Sits on a small hill in Cupertino, Steve Jobs Theater is an awesome extraordinary eight-year collaboration between Apple and Foster + Partners. This modern theater is big and designed with a lens-shaped roof, the largest carbon-fiber roof in the world. This project is started in 2009 and completed in 2017 with a 1,000 seat auditorium of its capacity.
Roof
The main feature of this theater building is its awesome lens-shaped roof. This roof rests gently on a transparent 22-foot tall and 135-foot-diameter glass cylinder. As the largest carbon-fiber roof in the world, the weight of this roof is 80.7 tons with four layers of glass that creating structural support.

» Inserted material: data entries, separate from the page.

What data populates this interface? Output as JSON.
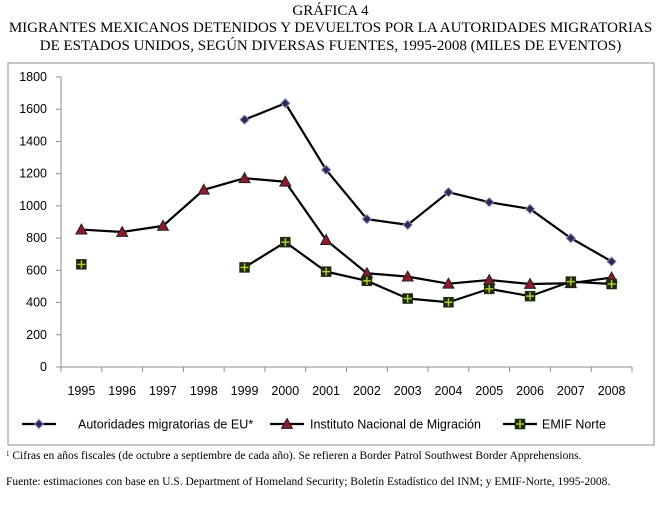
{
  "header": {
    "label": "GRÁFICA 4",
    "line1": "MIGRANTES MEXICANOS DETENIDOS Y DEVUELTOS POR LA AUTORIDADES MIGRATORIAS",
    "line2": "DE ESTADOS UNIDOS, SEGÚN DIVERSAS FUENTES, 1995-2008 (MILES DE EVENTOS)"
  },
  "chart_data": {
    "type": "line",
    "title": "MIGRANTES MEXICANOS DETENIDOS Y DEVUELTOS POR LA AUTORIDADES MIGRATORIAS DE ESTADOS UNIDOS, SEGÚN DIVERSAS FUENTES, 1995-2008 (MILES DE EVENTOS)",
    "categories": [
      "1995",
      "1996",
      "1997",
      "1998",
      "1999",
      "2000",
      "2001",
      "2002",
      "2003",
      "2004",
      "2005",
      "2006",
      "2007",
      "2008"
    ],
    "yticks": [
      "0",
      "200",
      "400",
      "600",
      "800",
      "1000",
      "1200",
      "1400",
      "1600",
      "1800"
    ],
    "ylim": [
      0,
      1800
    ],
    "xlabel": "",
    "ylabel": "",
    "grid": false,
    "legend_position": "bottom",
    "series": [
      {
        "name": "Autoridades migratorias de EU*",
        "marker": "diamond",
        "color": "#1f1f3f",
        "values": [
          null,
          null,
          null,
          null,
          1535,
          1637,
          1224,
          918,
          882,
          1085,
          1023,
          981,
          800,
          655
        ]
      },
      {
        "name": "Instituto Nacional de Migración",
        "marker": "triangle",
        "color": "#8b1a2b",
        "values": [
          853,
          838,
          876,
          1100,
          1172,
          1150,
          788,
          582,
          561,
          517,
          540,
          515,
          520,
          555
        ]
      },
      {
        "name": "EMIF Norte",
        "marker": "square",
        "color": "#2c3a14",
        "values": [
          637,
          null,
          null,
          null,
          618,
          775,
          592,
          535,
          425,
          402,
          485,
          440,
          530,
          515
        ]
      }
    ]
  },
  "footnotes": {
    "sup": "1",
    "note1": "Cifras en años fiscales (de octubre a septiembre de cada año). Se refieren a Border Patrol Southwest Border Apprehensions.",
    "note2": "Fuente: estimaciones con base en U.S. Department of Homeland Security; Boletín Estadístico del INM;  y EMIF-Norte, 1995-2008."
  }
}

This roof also comprises 44 identical radial panels that assembled on-site and craned into position onto the completed glass cylinder in one lift. All services including the sprinkler pipes and electric conduits are integrated within the thin silicone joints between the glass panels that have a curve shape.
Spaces
There is a resonance in the ambitious custom glass elevator that found by the lobby’s purity. It also uses helical guide rails to rotate the car 171 degrees between levels and it becomes the first in the world. A slower descent into the belly of the Theater is provided by two sculpted-stone stairways that culminate in a tight, compressed space. This space is surrounded by a stainless-steel drum made of sliding panels and three stone walls.
Materials
On the far side, the stone wall rises to the 1,000-seater auditorium to bring people to share in a collective experience together. Great care is also given to the seating and geometry arrangement, ensuring a nice and closer relationship between audience and presenter. It also can host small internal gatherings and large events comfortably. The rear wall re-opens after an event, returning all guests to the third major space of the building in the sequence. There is also a seemingly permanent stainless-steel drum that disappears, revealing a flexible sun-lit gathering space.